Concerning the dinosaurs, Horner's team started by trying to reverse engineer the chicken's beak into a snout. That's just the first step. In a March interview, Horner said, "The tail is the biggest project. But on the other hand, we have been able to do some things recently that have given us hope that it won't take too long."

"Hope that it won't take too long." This is when the scary music plays.

Horner then proclaimed that a "chickensaurus" will be alive within 10 years.

Imagine a future – say the year 2029 –in which a dinosaur lives in Solano County. My guess, based on watching the "Jurassic Park" movies, is it will live at Six Flags Discovery Kingdom in Vallejo/ Theme parks are a natural fit.

It will be spectacular.

You will be able to go see the dinosaur. You will feed it. You will cheer as it hatches new dinosaurs.

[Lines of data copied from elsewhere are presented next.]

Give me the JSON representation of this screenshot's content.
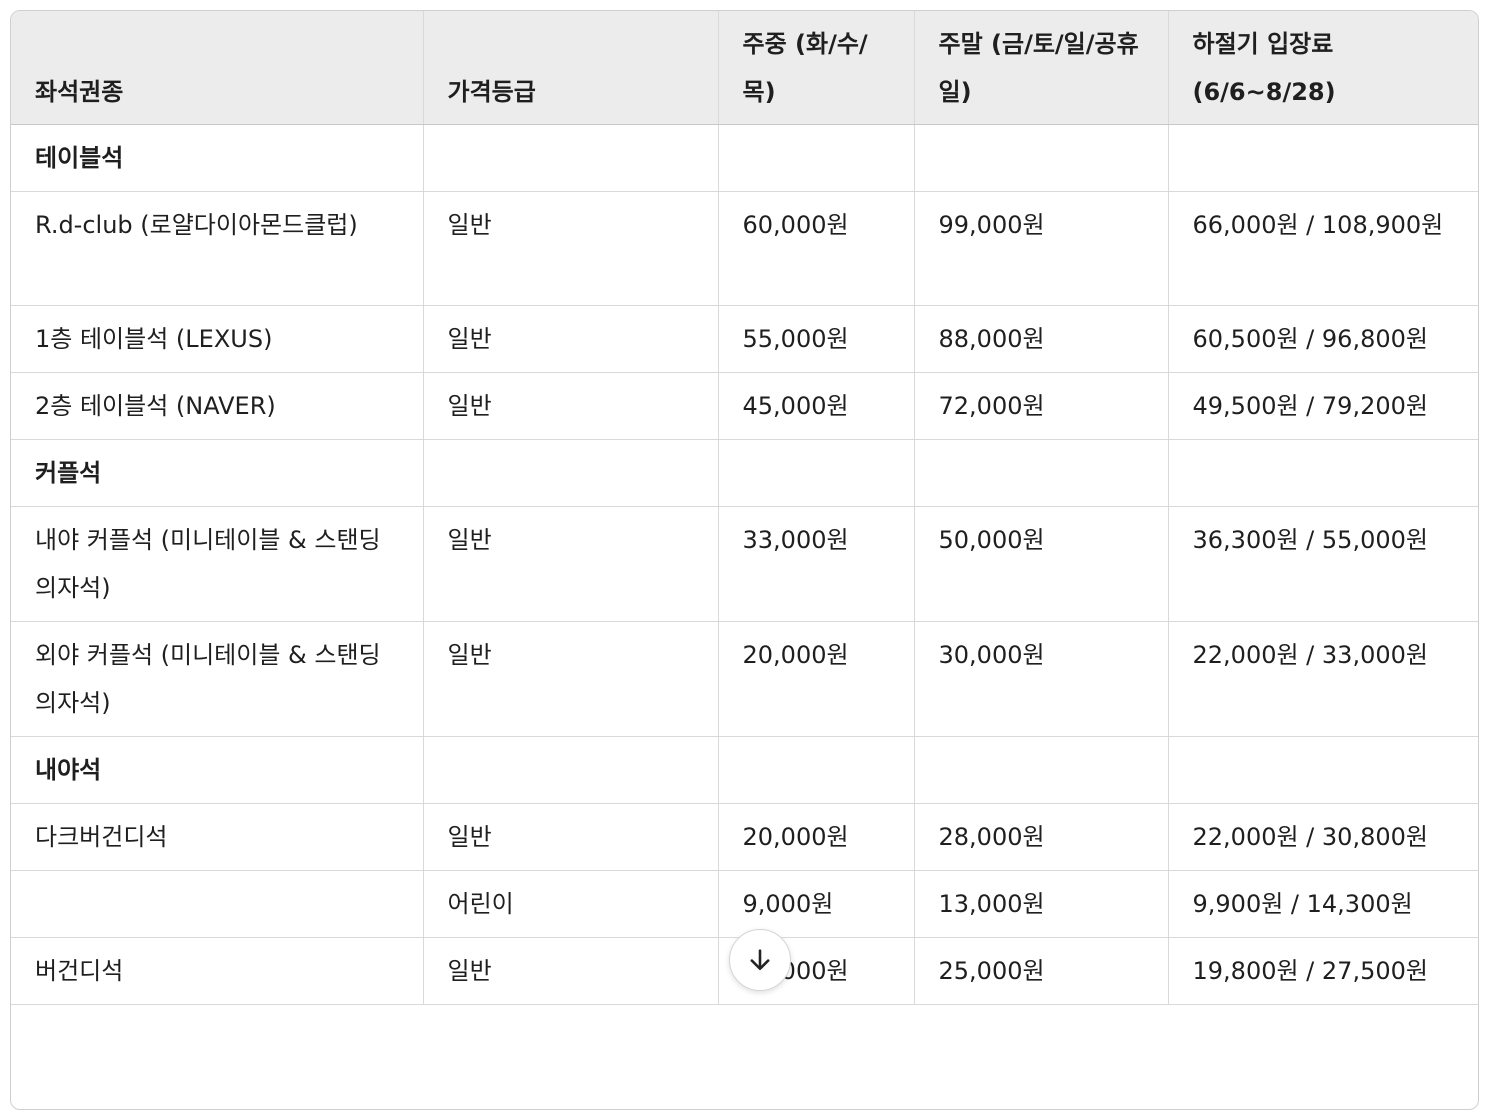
{
  "table": {
    "headers": [
      "좌석권종",
      "가격등급",
      "주중 (화/수/목)",
      "주말 (금/토/일/공휴일)",
      "하절기 입장료 (6/6~8/28)"
    ],
    "rows": [
      {
        "type": "section",
        "cells": [
          "테이블석",
          "",
          "",
          "",
          ""
        ]
      },
      {
        "type": "row",
        "cells": [
          "R.d-club (로얄다이아몬드클럽)",
          "일반",
          "60,000원",
          "99,000원",
          "66,000원 / 108,900원"
        ]
      },
      {
        "type": "row",
        "cells": [
          "1층 테이블석 (LEXUS)",
          "일반",
          "55,000원",
          "88,000원",
          "60,500원 / 96,800원"
        ]
      },
      {
        "type": "row",
        "cells": [
          "2층 테이블석 (NAVER)",
          "일반",
          "45,000원",
          "72,000원",
          "49,500원 / 79,200원"
        ]
      },
      {
        "type": "section",
        "cells": [
          "커플석",
          "",
          "",
          "",
          ""
        ]
      },
      {
        "type": "row",
        "cells": [
          "내야 커플석 (미니테이블 & 스탠딩 의자석)",
          "일반",
          "33,000원",
          "50,000원",
          "36,300원 / 55,000원"
        ]
      },
      {
        "type": "row",
        "cells": [
          "외야 커플석 (미니테이블 & 스탠딩 의자석)",
          "일반",
          "20,000원",
          "30,000원",
          "22,000원 / 33,000원"
        ]
      },
      {
        "type": "section",
        "cells": [
          "내야석",
          "",
          "",
          "",
          ""
        ]
      },
      {
        "type": "row",
        "cells": [
          "다크버건디석",
          "일반",
          "20,000원",
          "28,000원",
          "22,000원 / 30,800원"
        ]
      },
      {
        "type": "row",
        "cells": [
          "",
          "어린이",
          "9,000원",
          "13,000원",
          "9,900원 / 14,300원"
        ]
      },
      {
        "type": "row",
        "cells": [
          "버건디석",
          "일반",
          "18,000원",
          "25,000원",
          "19,800원 / 27,500원"
        ]
      }
    ]
  },
  "scroll_button": {
    "icon": "arrow-down-icon"
  }
}
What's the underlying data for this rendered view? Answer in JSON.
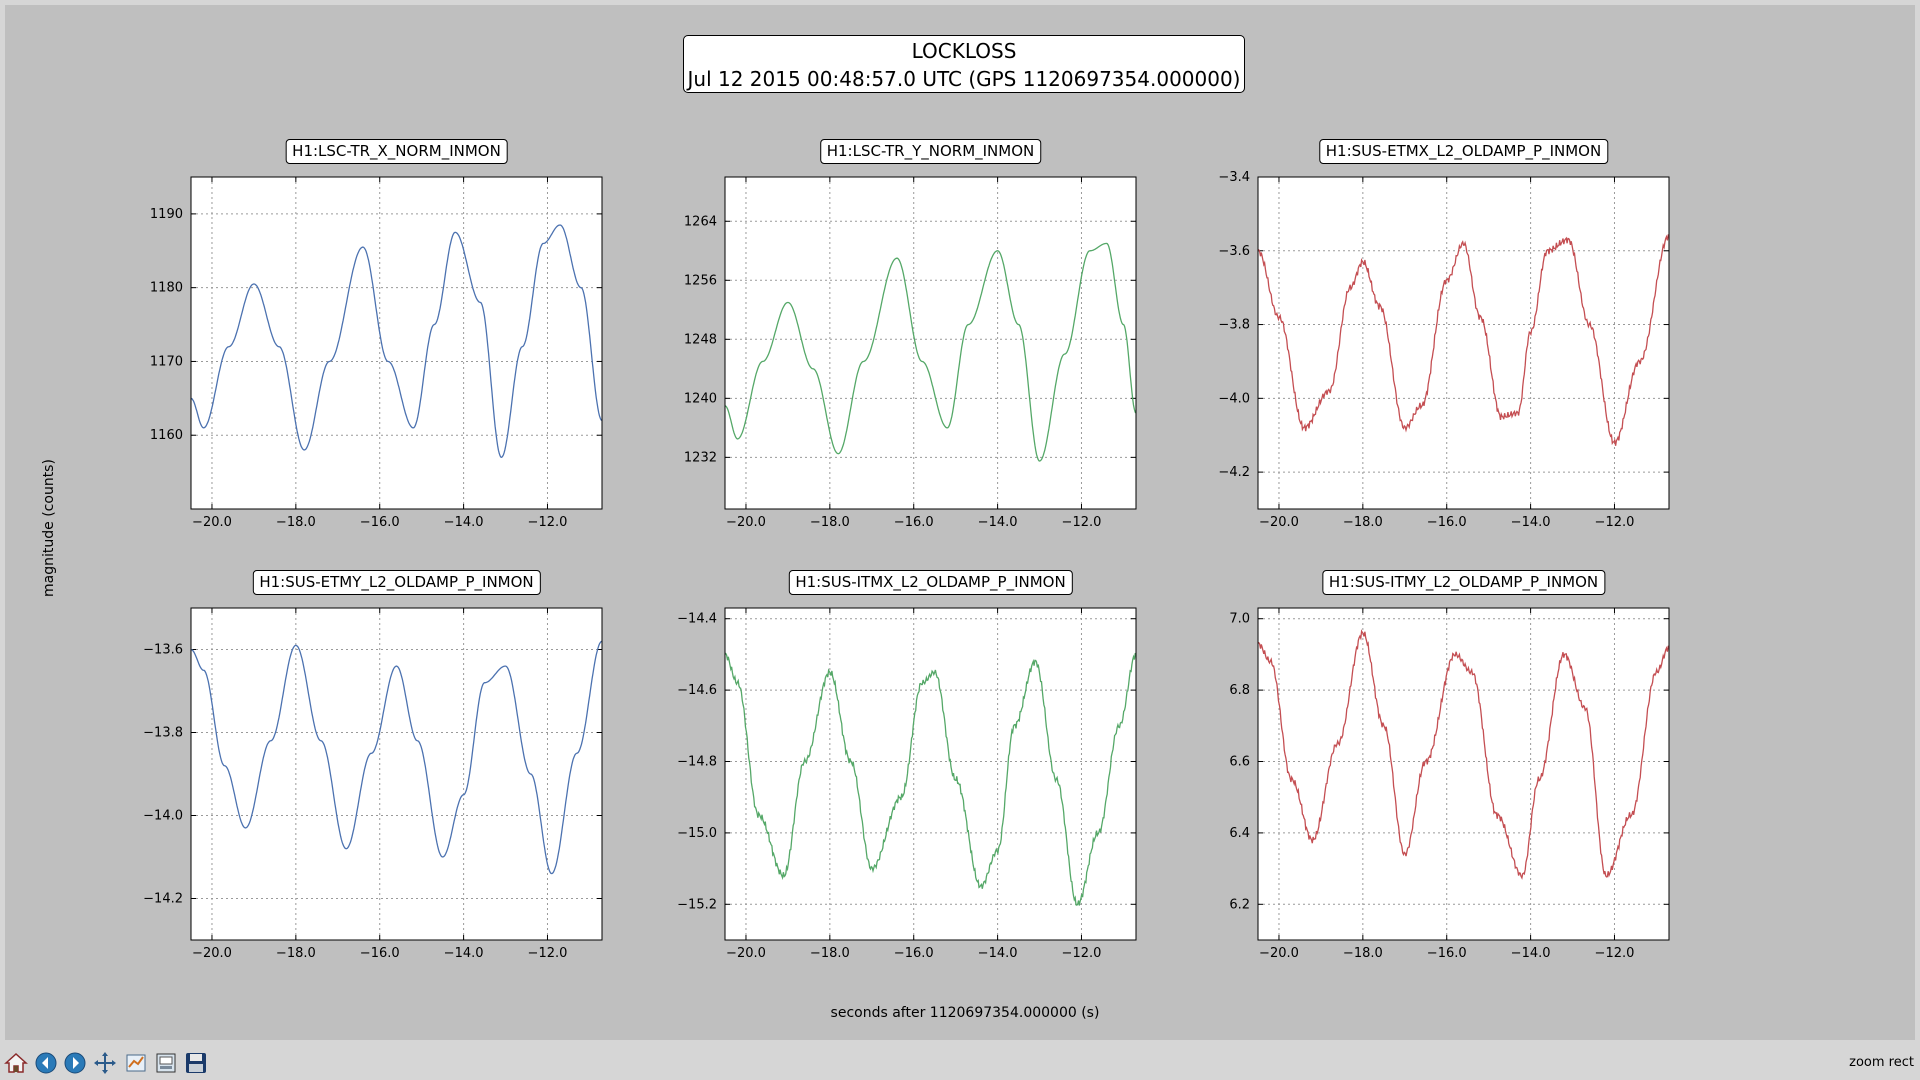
{
  "figure_title": {
    "line1": "LOCKLOSS",
    "line2": "Jul 12 2015 00:48:57.0 UTC (GPS 1120697354.000000)"
  },
  "ylabel": "magnitude (counts)",
  "xlabel": "seconds after 1120697354.000000 (s)",
  "status": "zoom rect",
  "toolbar": [
    {
      "name": "home-icon",
      "title": "Home"
    },
    {
      "name": "back-icon",
      "title": "Back"
    },
    {
      "name": "forward-icon",
      "title": "Forward"
    },
    {
      "name": "pan-icon",
      "title": "Pan"
    },
    {
      "name": "subplots-icon",
      "title": "Configure subplots"
    },
    {
      "name": "edit-icon",
      "title": "Edit"
    },
    {
      "name": "save-icon",
      "title": "Save"
    }
  ],
  "chart_data": [
    {
      "type": "line",
      "title": "H1:LSC-TR_X_NORM_INMON",
      "color": "#4c72b0",
      "xlim": [
        -20.5,
        -10.7
      ],
      "ylim": [
        1150,
        1195
      ],
      "xticks": [
        -20,
        -18,
        -16,
        -14,
        -12
      ],
      "xtick_labels": [
        "−20.0",
        "−18.0",
        "−16.0",
        "−14.0",
        "−12.0"
      ],
      "yticks": [
        1160,
        1170,
        1180,
        1190
      ],
      "ytick_labels": [
        "1160",
        "1170",
        "1180",
        "1190"
      ],
      "grid": true,
      "series": [
        {
          "x": [
            -20.5,
            -20.2,
            -19.6,
            -19.0,
            -18.4,
            -17.8,
            -17.2,
            -16.4,
            -15.8,
            -15.2,
            -14.7,
            -14.2,
            -13.6,
            -13.1,
            -12.6,
            -12.1,
            -11.7,
            -11.2,
            -10.7
          ],
          "values": [
            1165,
            1161,
            1172,
            1180.5,
            1172,
            1158,
            1170,
            1185.5,
            1170,
            1161,
            1175,
            1187.5,
            1178,
            1157,
            1172,
            1186,
            1188.5,
            1180,
            1162
          ]
        }
      ]
    },
    {
      "type": "line",
      "title": "H1:LSC-TR_Y_NORM_INMON",
      "color": "#55a868",
      "xlim": [
        -20.5,
        -10.7
      ],
      "ylim": [
        1225,
        1270
      ],
      "xticks": [
        -20,
        -18,
        -16,
        -14,
        -12
      ],
      "xtick_labels": [
        "−20.0",
        "−18.0",
        "−16.0",
        "−14.0",
        "−12.0"
      ],
      "yticks": [
        1232,
        1240,
        1248,
        1256,
        1264
      ],
      "ytick_labels": [
        "1232",
        "1240",
        "1248",
        "1256",
        "1264"
      ],
      "grid": true,
      "series": [
        {
          "x": [
            -20.5,
            -20.2,
            -19.6,
            -19.0,
            -18.4,
            -17.8,
            -17.2,
            -16.4,
            -15.8,
            -15.2,
            -14.7,
            -14.0,
            -13.5,
            -13.0,
            -12.4,
            -11.8,
            -11.4,
            -11.0,
            -10.7
          ],
          "values": [
            1239,
            1234.5,
            1245,
            1253,
            1244,
            1232.5,
            1245,
            1259,
            1245,
            1236,
            1250,
            1260,
            1250,
            1231.5,
            1246,
            1260,
            1261,
            1250,
            1238
          ]
        }
      ]
    },
    {
      "type": "line",
      "title": "H1:SUS-ETMX_L2_OLDAMP_P_INMON",
      "color": "#c44e52",
      "xlim": [
        -20.5,
        -10.7
      ],
      "ylim": [
        -4.3,
        -3.4
      ],
      "xticks": [
        -20,
        -18,
        -16,
        -14,
        -12
      ],
      "xtick_labels": [
        "−20.0",
        "−18.0",
        "−16.0",
        "−14.0",
        "−12.0"
      ],
      "yticks": [
        -4.2,
        -4.0,
        -3.8,
        -3.6,
        -3.4
      ],
      "ytick_labels": [
        "−4.2",
        "−4.0",
        "−3.8",
        "−3.6",
        "−3.4"
      ],
      "grid": true,
      "series": [
        {
          "x": [
            -20.5,
            -20.0,
            -19.4,
            -18.8,
            -18.3,
            -18.0,
            -17.6,
            -17.0,
            -16.6,
            -16.0,
            -15.6,
            -15.2,
            -14.7,
            -14.3,
            -14.0,
            -13.6,
            -13.1,
            -12.6,
            -12.0,
            -11.4,
            -10.7
          ],
          "values": [
            -3.6,
            -3.78,
            -4.08,
            -3.98,
            -3.7,
            -3.63,
            -3.75,
            -4.08,
            -4.02,
            -3.68,
            -3.58,
            -3.78,
            -4.05,
            -4.04,
            -3.82,
            -3.6,
            -3.57,
            -3.8,
            -4.12,
            -3.9,
            -3.56
          ]
        }
      ]
    },
    {
      "type": "line",
      "title": "H1:SUS-ETMY_L2_OLDAMP_P_INMON",
      "color": "#4c72b0",
      "xlim": [
        -20.5,
        -10.7
      ],
      "ylim": [
        -14.3,
        -13.5
      ],
      "xticks": [
        -20,
        -18,
        -16,
        -14,
        -12
      ],
      "xtick_labels": [
        "−20.0",
        "−18.0",
        "−16.0",
        "−14.0",
        "−12.0"
      ],
      "yticks": [
        -14.2,
        -14.0,
        -13.8,
        -13.6
      ],
      "ytick_labels": [
        "−14.2",
        "−14.0",
        "−13.8",
        "−13.6"
      ],
      "grid": true,
      "series": [
        {
          "x": [
            -20.5,
            -20.2,
            -19.7,
            -19.2,
            -18.6,
            -18.0,
            -17.4,
            -16.8,
            -16.2,
            -15.6,
            -15.1,
            -14.5,
            -14.0,
            -13.5,
            -13.0,
            -12.4,
            -11.9,
            -11.3,
            -10.7
          ],
          "values": [
            -13.6,
            -13.65,
            -13.88,
            -14.03,
            -13.82,
            -13.59,
            -13.82,
            -14.08,
            -13.85,
            -13.64,
            -13.82,
            -14.1,
            -13.95,
            -13.68,
            -13.64,
            -13.9,
            -14.14,
            -13.85,
            -13.58
          ]
        }
      ]
    },
    {
      "type": "line",
      "title": "H1:SUS-ITMX_L2_OLDAMP_P_INMON",
      "color": "#55a868",
      "xlim": [
        -20.5,
        -10.7
      ],
      "ylim": [
        -15.3,
        -14.37
      ],
      "xticks": [
        -20,
        -18,
        -16,
        -14,
        -12
      ],
      "xtick_labels": [
        "−20.0",
        "−18.0",
        "−16.0",
        "−14.0",
        "−12.0"
      ],
      "yticks": [
        -15.2,
        -15.0,
        -14.8,
        -14.6,
        -14.4
      ],
      "ytick_labels": [
        "−15.2",
        "−15.0",
        "−14.8",
        "−14.6",
        "−14.4"
      ],
      "grid": true,
      "series": [
        {
          "x": [
            -20.5,
            -20.2,
            -19.7,
            -19.1,
            -18.6,
            -18.0,
            -17.5,
            -17.0,
            -16.3,
            -15.8,
            -15.5,
            -15.0,
            -14.4,
            -14.0,
            -13.6,
            -13.1,
            -12.6,
            -12.1,
            -11.6,
            -11.1,
            -10.7
          ],
          "values": [
            -14.5,
            -14.58,
            -14.95,
            -15.12,
            -14.8,
            -14.55,
            -14.8,
            -15.1,
            -14.9,
            -14.58,
            -14.55,
            -14.85,
            -15.15,
            -15.05,
            -14.7,
            -14.52,
            -14.85,
            -15.2,
            -15.0,
            -14.7,
            -14.5
          ]
        }
      ]
    },
    {
      "type": "line",
      "title": "H1:SUS-ITMY_L2_OLDAMP_P_INMON",
      "color": "#c44e52",
      "xlim": [
        -20.5,
        -10.7
      ],
      "ylim": [
        6.1,
        7.03
      ],
      "xticks": [
        -20,
        -18,
        -16,
        -14,
        -12
      ],
      "xtick_labels": [
        "−20.0",
        "−18.0",
        "−16.0",
        "−14.0",
        "−12.0"
      ],
      "yticks": [
        6.2,
        6.4,
        6.6,
        6.8,
        7.0
      ],
      "ytick_labels": [
        "6.2",
        "6.4",
        "6.6",
        "6.8",
        "7.0"
      ],
      "grid": true,
      "series": [
        {
          "x": [
            -20.5,
            -20.2,
            -19.7,
            -19.2,
            -18.6,
            -18.0,
            -17.5,
            -17.0,
            -16.5,
            -15.8,
            -15.4,
            -14.8,
            -14.2,
            -13.8,
            -13.2,
            -12.7,
            -12.2,
            -11.6,
            -11.0,
            -10.7
          ],
          "values": [
            6.93,
            6.88,
            6.55,
            6.38,
            6.65,
            6.96,
            6.7,
            6.34,
            6.6,
            6.9,
            6.85,
            6.45,
            6.28,
            6.55,
            6.9,
            6.75,
            6.28,
            6.45,
            6.85,
            6.92
          ]
        }
      ]
    }
  ]
}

But we know what happens next.

The dinosaur will gradually gain intelligence. The general public won't realize it – only the renegade scientist who has a reputation as being too clever for his own good will know.

Horner and his colleagues will insist everything is fine.

Until the day when the dinosaur breaks loose. It will begin in Vallejo (again, I'm presuming) and will work its way along Interstate 80 until it gets to Fairfield-Suisun, knocking over the auto dealership signs west of town.

You can fill in the other details (the scientists who created the monster insisting things are OK, a kid who somehow outwits the dinosaur despite being terrified, a romance between someone who works with the dinosaur and someone who left "the dinosaur project" in disgust a few years earlier), but the return of the dinosaur will be great. Until it's terrible.

This is happening because scientists didn't distinguish between what the can do and what they should do.

Here's the truth: When something goes extinct (the mullet, Ford Pinto, Pepsi Blue, "Knight Rider"),  it's usually best left alone.

But this is happening. A group of scientists from America's most prestigious universities have somehow convinced themselves that what we need in the 21st century is dinosaurs.

I am planning ahead.

I'm going to eat as much chicken as possible, reducing the number of chickensaurus candidates. I'm going to keep making cheap jokes about Jack Horner's name. I'm going on record that I think this is a bad idea.

Who wants a chicken with a snout, anyway?